How essential is a house of worship to a neighborhood?
That’s the crux of a question now exercising Congress as a bill advances that would provide direct relief to synagogues and churches damaged by superstorm Sandy last October.
The bill, which passed the U.S. House of Representatives last week by a vote of 354-72 with strong bipartisan support, adds houses of worship to those defined as a “private nonprofit facility that provides essential services of a governmental nature to the general public.”
The Senate is expected to take up the measure soon; backers there include Sens. Kirsten Gillibrand (D-N.Y.), Mike Lee (R-Utah), Ben Cardin (D-Md.) and Mark Pryor (D-Ark.).
The Federal Emergency Management Agency has withheld funding for houses of worship, citing constitutional separations of church and state. FEMA, which fiercely opposes the bill, wrote in a backgrounder distributed to congressional offices and obtained by JTA that “churches, synagogues, mosques and other houses of worship” cannot “be broadly considered to provide ‘essential services of a governmental nature.’ ”
Despite the strength of its House approval, the bill has stirred controversy, but the divisions are novel: Instead of the classic disagreements engendered by church-state arguments, this one has liberal Democrats disagreeing and the two major Jewish civil rights groups on opposite sides.
The American Jewish Committee joined lobbying on behalf of the bill along with a number of other Jewish groups, including the Orthodox Union, Agudath Israel of America and the Jewish Federations of North America. The Anti-Defamation League is opposed. The Reform movement, meanwhile, has been careful not to take a position, noting its disagreement with such funding in the past but not weighing in this time.
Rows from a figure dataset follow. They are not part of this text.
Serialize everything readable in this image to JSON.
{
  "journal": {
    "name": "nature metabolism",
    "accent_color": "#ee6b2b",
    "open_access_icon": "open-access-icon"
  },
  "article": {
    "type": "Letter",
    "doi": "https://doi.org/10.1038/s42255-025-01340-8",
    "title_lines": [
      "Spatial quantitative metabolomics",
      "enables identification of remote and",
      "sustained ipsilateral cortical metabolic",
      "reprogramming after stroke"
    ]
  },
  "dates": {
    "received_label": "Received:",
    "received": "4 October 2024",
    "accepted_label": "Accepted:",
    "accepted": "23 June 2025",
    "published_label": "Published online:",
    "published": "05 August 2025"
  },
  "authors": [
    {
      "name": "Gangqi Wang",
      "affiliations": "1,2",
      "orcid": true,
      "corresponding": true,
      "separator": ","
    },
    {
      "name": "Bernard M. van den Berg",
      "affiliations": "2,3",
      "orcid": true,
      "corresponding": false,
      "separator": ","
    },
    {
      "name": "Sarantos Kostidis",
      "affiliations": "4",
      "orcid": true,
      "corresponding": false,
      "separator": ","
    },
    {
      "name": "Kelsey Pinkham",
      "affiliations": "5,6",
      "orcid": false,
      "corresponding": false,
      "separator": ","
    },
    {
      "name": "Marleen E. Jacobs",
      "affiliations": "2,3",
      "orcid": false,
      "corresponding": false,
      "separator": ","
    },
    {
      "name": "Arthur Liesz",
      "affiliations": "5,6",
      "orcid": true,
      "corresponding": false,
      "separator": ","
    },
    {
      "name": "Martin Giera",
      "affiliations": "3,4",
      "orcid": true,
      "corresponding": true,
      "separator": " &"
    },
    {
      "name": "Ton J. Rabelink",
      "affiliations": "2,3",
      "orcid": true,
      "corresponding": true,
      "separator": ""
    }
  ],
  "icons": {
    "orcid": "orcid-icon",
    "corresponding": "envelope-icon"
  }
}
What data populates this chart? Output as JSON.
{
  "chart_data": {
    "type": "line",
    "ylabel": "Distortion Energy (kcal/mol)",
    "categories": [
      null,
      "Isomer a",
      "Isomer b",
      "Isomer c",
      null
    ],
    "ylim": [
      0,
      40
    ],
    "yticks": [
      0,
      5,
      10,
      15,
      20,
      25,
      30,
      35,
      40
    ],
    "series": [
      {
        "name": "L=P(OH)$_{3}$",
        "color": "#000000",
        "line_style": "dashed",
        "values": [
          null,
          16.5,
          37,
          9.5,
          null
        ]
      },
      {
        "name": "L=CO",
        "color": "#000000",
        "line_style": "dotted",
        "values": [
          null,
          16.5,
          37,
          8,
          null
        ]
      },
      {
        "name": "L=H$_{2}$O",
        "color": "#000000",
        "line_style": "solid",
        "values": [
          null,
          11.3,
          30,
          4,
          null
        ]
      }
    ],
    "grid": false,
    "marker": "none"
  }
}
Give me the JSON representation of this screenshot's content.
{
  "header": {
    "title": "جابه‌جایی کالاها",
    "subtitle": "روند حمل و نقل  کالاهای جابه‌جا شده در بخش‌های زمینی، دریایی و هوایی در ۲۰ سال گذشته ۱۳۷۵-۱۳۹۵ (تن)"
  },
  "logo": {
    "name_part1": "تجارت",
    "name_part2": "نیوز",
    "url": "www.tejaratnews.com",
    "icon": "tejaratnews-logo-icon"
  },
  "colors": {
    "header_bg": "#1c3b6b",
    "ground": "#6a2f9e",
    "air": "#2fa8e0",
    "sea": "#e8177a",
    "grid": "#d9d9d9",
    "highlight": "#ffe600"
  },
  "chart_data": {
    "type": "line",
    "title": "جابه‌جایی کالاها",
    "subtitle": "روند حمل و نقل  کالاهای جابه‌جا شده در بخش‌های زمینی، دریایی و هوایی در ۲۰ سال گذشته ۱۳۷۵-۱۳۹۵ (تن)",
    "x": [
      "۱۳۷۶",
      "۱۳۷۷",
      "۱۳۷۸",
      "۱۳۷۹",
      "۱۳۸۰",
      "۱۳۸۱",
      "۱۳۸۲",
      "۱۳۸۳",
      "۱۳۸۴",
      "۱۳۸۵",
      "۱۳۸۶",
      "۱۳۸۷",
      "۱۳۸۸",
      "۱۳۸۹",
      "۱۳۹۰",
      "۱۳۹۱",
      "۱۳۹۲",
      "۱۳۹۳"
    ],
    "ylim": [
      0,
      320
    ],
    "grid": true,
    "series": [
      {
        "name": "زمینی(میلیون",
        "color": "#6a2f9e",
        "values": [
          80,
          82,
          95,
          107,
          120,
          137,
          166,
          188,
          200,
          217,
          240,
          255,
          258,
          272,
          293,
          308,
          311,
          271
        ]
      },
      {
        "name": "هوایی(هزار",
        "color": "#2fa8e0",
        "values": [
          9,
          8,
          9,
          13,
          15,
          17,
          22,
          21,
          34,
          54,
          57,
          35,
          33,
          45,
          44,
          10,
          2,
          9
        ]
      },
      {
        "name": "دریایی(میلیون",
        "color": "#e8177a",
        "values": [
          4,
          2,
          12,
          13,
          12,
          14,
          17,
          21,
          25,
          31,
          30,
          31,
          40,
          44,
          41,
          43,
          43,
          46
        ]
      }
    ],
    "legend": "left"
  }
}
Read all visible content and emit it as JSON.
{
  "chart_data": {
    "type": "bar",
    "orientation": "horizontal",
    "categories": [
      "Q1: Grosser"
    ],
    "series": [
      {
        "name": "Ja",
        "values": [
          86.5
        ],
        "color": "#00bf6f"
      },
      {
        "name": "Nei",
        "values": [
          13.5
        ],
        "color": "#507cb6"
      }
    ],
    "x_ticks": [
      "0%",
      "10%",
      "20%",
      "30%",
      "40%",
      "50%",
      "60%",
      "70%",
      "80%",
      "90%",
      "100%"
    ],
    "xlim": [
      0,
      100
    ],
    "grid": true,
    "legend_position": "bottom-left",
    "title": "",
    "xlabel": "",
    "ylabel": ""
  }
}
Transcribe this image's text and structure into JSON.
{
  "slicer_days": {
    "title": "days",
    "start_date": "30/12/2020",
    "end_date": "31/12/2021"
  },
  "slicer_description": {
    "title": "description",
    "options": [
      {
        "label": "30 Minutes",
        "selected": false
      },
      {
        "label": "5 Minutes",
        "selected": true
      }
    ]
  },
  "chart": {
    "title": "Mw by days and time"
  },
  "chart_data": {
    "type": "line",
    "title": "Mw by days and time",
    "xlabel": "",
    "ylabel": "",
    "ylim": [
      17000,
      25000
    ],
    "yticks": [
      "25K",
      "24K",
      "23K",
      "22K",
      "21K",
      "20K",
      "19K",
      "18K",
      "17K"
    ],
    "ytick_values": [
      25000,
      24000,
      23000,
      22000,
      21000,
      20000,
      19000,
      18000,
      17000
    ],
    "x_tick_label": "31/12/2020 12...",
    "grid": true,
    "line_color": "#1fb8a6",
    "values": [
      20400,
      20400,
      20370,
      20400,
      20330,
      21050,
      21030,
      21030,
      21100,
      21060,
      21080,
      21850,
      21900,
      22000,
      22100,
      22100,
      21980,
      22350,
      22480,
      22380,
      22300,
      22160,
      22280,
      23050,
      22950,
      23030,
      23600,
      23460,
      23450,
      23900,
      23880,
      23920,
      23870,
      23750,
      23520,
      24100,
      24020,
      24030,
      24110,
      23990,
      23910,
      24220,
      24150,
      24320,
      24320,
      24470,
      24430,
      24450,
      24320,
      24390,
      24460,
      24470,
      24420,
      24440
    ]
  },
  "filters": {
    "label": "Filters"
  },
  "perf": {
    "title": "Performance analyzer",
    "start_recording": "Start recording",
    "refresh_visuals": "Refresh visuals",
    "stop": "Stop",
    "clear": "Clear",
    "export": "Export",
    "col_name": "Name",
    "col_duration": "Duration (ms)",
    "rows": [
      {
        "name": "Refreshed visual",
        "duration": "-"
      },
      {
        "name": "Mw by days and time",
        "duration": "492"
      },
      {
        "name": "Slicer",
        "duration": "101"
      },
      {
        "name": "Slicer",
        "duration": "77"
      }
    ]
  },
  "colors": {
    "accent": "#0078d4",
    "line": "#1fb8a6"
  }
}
“In general, we have serious constitutional concerns about this type of funding,” Sean Thibault, a spokesman for the Religious Action Center of Reform Judaism, said in a Jan. 10 statement. “However, we recognize that this aid is, in certain respects, distinct from other forms of aid that we have historically opposed. We continue to work with congregations to help them understand the varied constitutional and policy concerns before each synagogue makes their own decisions.”